Sadeghi Hasti, Ahmadi Fatemeh, McArthur Eric, Sontrop Jessica M, Abdullah Sheikh S, Urquhart Brad L, Kim Richard B, Muanda Flory T
Department of Biology, Western University, London, ON, Canada.
ICES, Toronto, ON, Canada.
Br J Clin Pharmacol. 2025 Apr;91(4):1263-1271. doi: 10.1111/bcp.16365. Epub 2024 Dec 8.
The aim of this study was to characterize the risk of death in older adults co-prescribed low-dose methotrexate and TMP-SMX vs. low-dose methotrexate and a cephalosporin.
We conducted a retrospective, population-based, new-user cohort study in Ontario, Canada (April 1, 2002-August 1, 2022) using linked administrative healthcare data. Older adults taking low-dose methotrexate who were newly co-prescribed TMP-SMX (n = 1602) were matched 1:1 with those who were newly co-prescribed a cephalosporin. The primary outcome was death within 30 days of the antibiotic dispensing date. Secondary outcomes included all-cause hospitalization, a hospital visit with myelosuppression and a hospitalization with persistent infection defined as the main diagnosis. Propensity score matching was used to balance comparison groups on indicators of baseline health. Risk ratios (RR) were obtained using modified Poisson regression.
In a propensity-score matched cohort of 3204 adults taking low-dose methotrexate, the 30-day risk of death was similar in adults co-prescribed TMP-SMX vs. a cephalosporin (14/1602 [0.87%] vs. 15/1602 [0.94%]; RR 0.93 [95% CI 0.45-1.93]). The risk of all-cause hospitalization (RR 1.49 [95% CI 1.13-1.97]) and infection (RR 2.78 [95% CI 1.30-5.95]) was higher in adults treated with TMP-SMX than those treated with cephalosporins.

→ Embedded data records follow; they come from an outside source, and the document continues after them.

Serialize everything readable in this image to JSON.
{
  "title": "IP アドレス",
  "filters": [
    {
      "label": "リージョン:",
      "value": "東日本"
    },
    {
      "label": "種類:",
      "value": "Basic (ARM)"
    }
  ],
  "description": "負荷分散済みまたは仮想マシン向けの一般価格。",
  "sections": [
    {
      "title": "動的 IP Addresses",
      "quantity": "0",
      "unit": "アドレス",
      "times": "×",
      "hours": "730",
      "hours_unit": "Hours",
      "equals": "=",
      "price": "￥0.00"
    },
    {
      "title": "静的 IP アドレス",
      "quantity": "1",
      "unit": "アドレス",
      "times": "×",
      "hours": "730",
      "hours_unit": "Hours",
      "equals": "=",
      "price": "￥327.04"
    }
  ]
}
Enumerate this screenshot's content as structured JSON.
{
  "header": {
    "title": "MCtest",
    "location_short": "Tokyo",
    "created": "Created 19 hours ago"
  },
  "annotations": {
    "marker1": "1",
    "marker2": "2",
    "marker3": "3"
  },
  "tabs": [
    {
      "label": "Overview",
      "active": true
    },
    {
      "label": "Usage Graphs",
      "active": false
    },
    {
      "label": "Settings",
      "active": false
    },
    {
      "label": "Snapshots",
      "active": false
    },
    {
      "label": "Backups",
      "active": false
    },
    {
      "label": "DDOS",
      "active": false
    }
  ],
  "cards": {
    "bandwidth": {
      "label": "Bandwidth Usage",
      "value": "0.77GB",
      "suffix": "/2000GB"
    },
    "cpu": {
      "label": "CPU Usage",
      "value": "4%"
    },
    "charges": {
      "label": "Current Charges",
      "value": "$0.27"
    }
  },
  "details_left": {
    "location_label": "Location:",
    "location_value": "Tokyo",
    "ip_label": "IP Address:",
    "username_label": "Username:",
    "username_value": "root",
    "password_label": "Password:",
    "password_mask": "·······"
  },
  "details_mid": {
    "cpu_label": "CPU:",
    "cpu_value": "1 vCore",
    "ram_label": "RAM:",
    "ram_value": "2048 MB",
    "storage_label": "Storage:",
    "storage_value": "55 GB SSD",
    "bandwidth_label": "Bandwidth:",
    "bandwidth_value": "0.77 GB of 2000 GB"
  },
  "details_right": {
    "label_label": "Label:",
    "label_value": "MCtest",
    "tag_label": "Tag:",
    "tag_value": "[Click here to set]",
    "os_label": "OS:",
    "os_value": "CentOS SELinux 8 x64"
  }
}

In older adults taking low-dose methotrexate, co-prescription of TMP-SMX vs. a cephalosporin was not associated with a higher 30-day risk of death but was associated with a higher 30-day risk of all-cause hospitalization and hospital admission with persistent infection. If verified, these risks should be balanced against the benefits of co-prescribing TMP-SMX and low-dose methotrexate.
本研究旨在描述同时开具低剂量甲氨蝶呤和复方新诺明与同时开具低剂量甲氨蝶呤和头孢菌素的老年人的死亡风险特征。
我们在加拿大安大略省(2002年4月1日至2022年8月1日)进行了一项基于人群的回顾性新用户队列研究,使用了关联的行政医疗保健数据。将新同时开具复方新诺明的低剂量甲氨蝶呤使用者(n = 1602)与新同时开具头孢菌素的使用者按1:1进行匹配。主要结局是抗生素配药日期后30天内的死亡。次要结局包括全因住院、因骨髓抑制的医院就诊以及以持续性感染为主要诊断的住院。倾向评分匹配用于在基线健康指标上平衡比较组。风险比(RR)通过改良泊松回归获得。
在3204名服用低剂量甲氨蝶呤的倾向评分匹配队列成年人中,同时开具复方新诺明与同时开具头孢菌素的成年人30天死亡风险相似(14/1602 [0.87%] 对 15/1602 [0.94%];RR 0.93 [95% CI 0.45 - 1.93])。与接受头孢菌素治疗的成年人相比,接受复方新诺明治疗的成年人全因住院风险(RR 1.49 [95% CI 1.13 - 1.97])和感染风险(RR 2.78 [95% CI 1.30 - 5.95])更高。
在服用低剂量甲氨蝶呤的老年人中,同时开具复方新诺明与同时开具头孢菌素相比,30天死亡风险并未更高,但全因住院和因持续性感染住院的30天风险更高。如果得到验证,这些风险应与同时开具复方新诺明和低剂量甲氨蝶呤的益处相权衡。